Dans une approche globale du confort prostatique, certains nutriments et extraits de plantes sont étudiés pour accompagner le bon fonctionnement de la prostate, sans constituer une solution spécifique.
Thé vert : riche en polyphénols, notamment en catéchines, le Thé vert, comme le thé matcha, est étudié pour ses propriétés antioxydantes. Il contribue à la protection des cellules contre le stress oxydatif, un mécanisme impliqué dans le vieillissement cellulaire. Intégré dans une alimentation équilibrée, il peut ainsi participer au maintien d’un environnement cellulaire favorable.
Vitamine E : la Vitamine E contribue à la protection des cellules contre le stress oxydatif. En participant à la stabilité des membranes cellulaires, elle soutient l’équilibre cellulaire global, un élément important dans le maintien du bon fonctionnement de la prostate au fil du temps.

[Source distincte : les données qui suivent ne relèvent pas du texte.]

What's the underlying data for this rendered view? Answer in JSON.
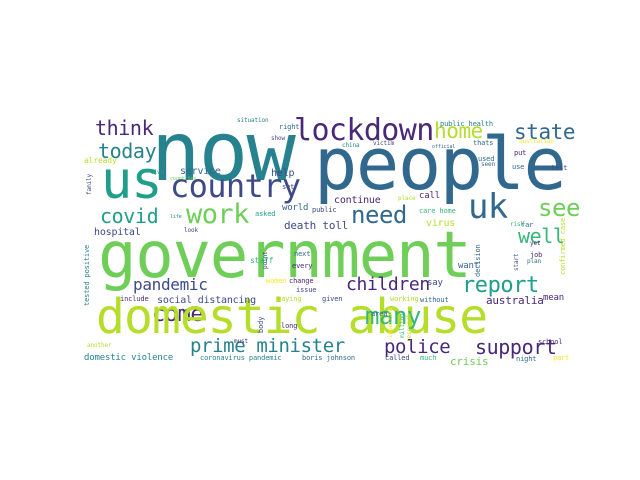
{
  "palette": {
    "dark_purple": "#440154",
    "indigo": "#482878",
    "blue": "#3e4989",
    "steel": "#31688e",
    "teal_blue": "#26828e",
    "teal": "#1f9e89",
    "green": "#35b779",
    "light_green": "#6ece58",
    "lime": "#b5de2b",
    "yellow": "#fde725"
  },
  "words": [
    {
      "text": "now",
      "color": "#26828e"
    },
    {
      "text": "people",
      "color": "#31688e"
    },
    {
      "text": "us",
      "color": "#1f9e89"
    },
    {
      "text": "country",
      "color": "#3e4989"
    },
    {
      "text": "lockdown",
      "color": "#482878"
    },
    {
      "text": "home",
      "color": "#b5de2b"
    },
    {
      "text": "state",
      "color": "#31688e"
    },
    {
      "text": "think",
      "color": "#482878"
    },
    {
      "text": "today",
      "color": "#26828e"
    },
    {
      "text": "work",
      "color": "#6ece58"
    },
    {
      "text": "need",
      "color": "#31688e"
    },
    {
      "text": "uk",
      "color": "#31688e"
    },
    {
      "text": "covid",
      "color": "#1f9e89"
    },
    {
      "text": "see",
      "color": "#6ece58"
    },
    {
      "text": "well",
      "color": "#35b779"
    },
    {
      "text": "government",
      "color": "#6ece58"
    },
    {
      "text": "pandemic",
      "color": "#3e4989"
    },
    {
      "text": "children",
      "color": "#482878"
    },
    {
      "text": "report",
      "color": "#1f9e89"
    },
    {
      "text": "come",
      "color": "#482878"
    },
    {
      "text": "domestic abuse",
      "color": "#b5de2b"
    },
    {
      "text": "many",
      "color": "#35b779"
    },
    {
      "text": "prime minister",
      "color": "#26828e"
    },
    {
      "text": "police",
      "color": "#482878"
    },
    {
      "text": "support",
      "color": "#482878"
    },
    {
      "text": "crisis",
      "color": "#6ece58"
    },
    {
      "text": "social distancing",
      "color": "#3e4989"
    },
    {
      "text": "australia",
      "color": "#482878"
    },
    {
      "text": "death toll",
      "color": "#3e4989"
    },
    {
      "text": "hospital",
      "color": "#3e4989"
    },
    {
      "text": "service",
      "color": "#31688e"
    },
    {
      "text": "help",
      "color": "#3e4989"
    },
    {
      "text": "continue",
      "color": "#482878"
    },
    {
      "text": "world",
      "color": "#31688e"
    },
    {
      "text": "virus",
      "color": "#b5de2b"
    },
    {
      "text": "call",
      "color": "#482878"
    },
    {
      "text": "want",
      "color": "#31688e"
    },
    {
      "text": "say",
      "color": "#3e4989"
    },
    {
      "text": "domestic violence",
      "color": "#26828e"
    },
    {
      "text": "coronavirus pandemic",
      "color": "#26828e"
    },
    {
      "text": "boris johnson",
      "color": "#31688e"
    },
    {
      "text": "mean",
      "color": "#482878"
    },
    {
      "text": "already",
      "color": "#b5de2b"
    },
    {
      "text": "staff",
      "color": "#35b779"
    },
    {
      "text": "public health",
      "color": "#26828e"
    },
    {
      "text": "right",
      "color": "#31688e"
    },
    {
      "text": "situation",
      "color": "#26828e"
    },
    {
      "text": "china",
      "color": "#26828e"
    },
    {
      "text": "victim",
      "color": "#3e4989"
    },
    {
      "text": "used",
      "color": "#31688e"
    },
    {
      "text": "seen",
      "color": "#31688e"
    },
    {
      "text": "use",
      "color": "#31688e"
    },
    {
      "text": "put",
      "color": "#482878"
    },
    {
      "text": "test",
      "color": "#3e4989"
    },
    {
      "text": "public",
      "color": "#3e4989"
    },
    {
      "text": "care home",
      "color": "#35b779"
    },
    {
      "text": "asked",
      "color": "#1f9e89"
    },
    {
      "text": "next",
      "color": "#31688e"
    },
    {
      "text": "every",
      "color": "#482878"
    },
    {
      "text": "change",
      "color": "#482878"
    },
    {
      "text": "given",
      "color": "#3e4989"
    },
    {
      "text": "issue",
      "color": "#3e4989"
    },
    {
      "text": "women",
      "color": "#fde725"
    },
    {
      "text": "saying",
      "color": "#b5de2b"
    },
    {
      "text": "working",
      "color": "#b5de2b"
    },
    {
      "text": "without",
      "color": "#31688e"
    },
    {
      "text": "long",
      "color": "#482878"
    },
    {
      "text": "area",
      "color": "#31688e"
    },
    {
      "text": "called",
      "color": "#3e4989"
    },
    {
      "text": "much",
      "color": "#35b779"
    },
    {
      "text": "night",
      "color": "#31688e"
    },
    {
      "text": "include",
      "color": "#482878"
    },
    {
      "text": "another",
      "color": "#b5de2b"
    },
    {
      "text": "place",
      "color": "#b5de2b"
    },
    {
      "text": "must",
      "color": "#482878"
    },
    {
      "text": "show",
      "color": "#3e4989"
    },
    {
      "text": "live",
      "color": "#1f9e89"
    },
    {
      "text": "look",
      "color": "#3e4989"
    },
    {
      "text": "life",
      "color": "#26828e"
    },
    {
      "text": "set",
      "color": "#3e4989"
    },
    {
      "text": "school",
      "color": "#482878"
    },
    {
      "text": "far",
      "color": "#31688e"
    },
    {
      "text": "risk",
      "color": "#35b779"
    },
    {
      "text": "job",
      "color": "#482878"
    },
    {
      "text": "plan",
      "color": "#31688e"
    },
    {
      "text": "yet",
      "color": "#482878"
    },
    {
      "text": "part",
      "color": "#fde725"
    },
    {
      "text": "thats",
      "color": "#31688e"
    },
    {
      "text": "official",
      "color": "#31688e"
    },
    {
      "text": "australian",
      "color": "#fde725"
    },
    {
      "text": "countries",
      "color": "#6ece58"
    },
    {
      "text": "tested positive",
      "color": "#26828e"
    },
    {
      "text": "family",
      "color": "#3e4989"
    },
    {
      "text": "confirmed case",
      "color": "#b5de2b"
    },
    {
      "text": "decision",
      "color": "#31688e"
    },
    {
      "text": "body",
      "color": "#3e4989"
    },
    {
      "text": "point",
      "color": "#3e4989"
    },
    {
      "text": "start",
      "color": "#3e4989"
    },
    {
      "text": "important",
      "color": "#fde725"
    },
    {
      "text": "research",
      "color": "#b5de2b"
    },
    {
      "text": "million",
      "color": "#35b779"
    }
  ]
}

Oméga-3 : un équilibre adéquat entre Oméga-3 et Oméga-6 est essentiel pour soutenir l’équilibre naturel des mécanismes inflammatoires de l'organisme. Les oméga-3, présents dans certaines huiles végétales ou de poissons, contribuent au bon fonctionnement cellulaire et à l’équilibre global, dimensions impliquées dans le confort prostatique.
Sélénium : le Sélénium contribue à la protection des cellules contre le stress oxydatif. Ce rôle antioxydant participe au maintien d’un bon fonctionnement cellulaire, notamment dans les tissus sensibles au vieillissement.
Zinc : le Zinc contribue au maintien d’un taux normal de testostérone dans le sang et participe à la protection des cellules contre le stress oxydatif. Il joue ainsi un rôle dans l’équilibre hormonal et cellulaire, deux éléments associés au bon fonctionnement de la prostate.
Berbérine : alcaloïde naturellement présent dans certaines plantes comme l’Épine-vinette (Berberis vulgaris), la Berbérine suscite un intérêt croissant dans la recherche sur l’équilibre métabolique et cellulaire. Des travaux scientifiques récents explorent également son rôle potentiel dans le contexte de l’hyperplasie bénigne de la prostate (HBP). Certaines études expérimentales suggèrent qu’elle pourrait influencer différents mécanismes physiologiques impliqués dans la croissance cellulaire et les processus inflammatoires. Toutefois, ces résultats restent encore préliminaires et nécessitent d’être confirmés par des études cliniques supplémentaires avant de pouvoir établir des conclusions solides.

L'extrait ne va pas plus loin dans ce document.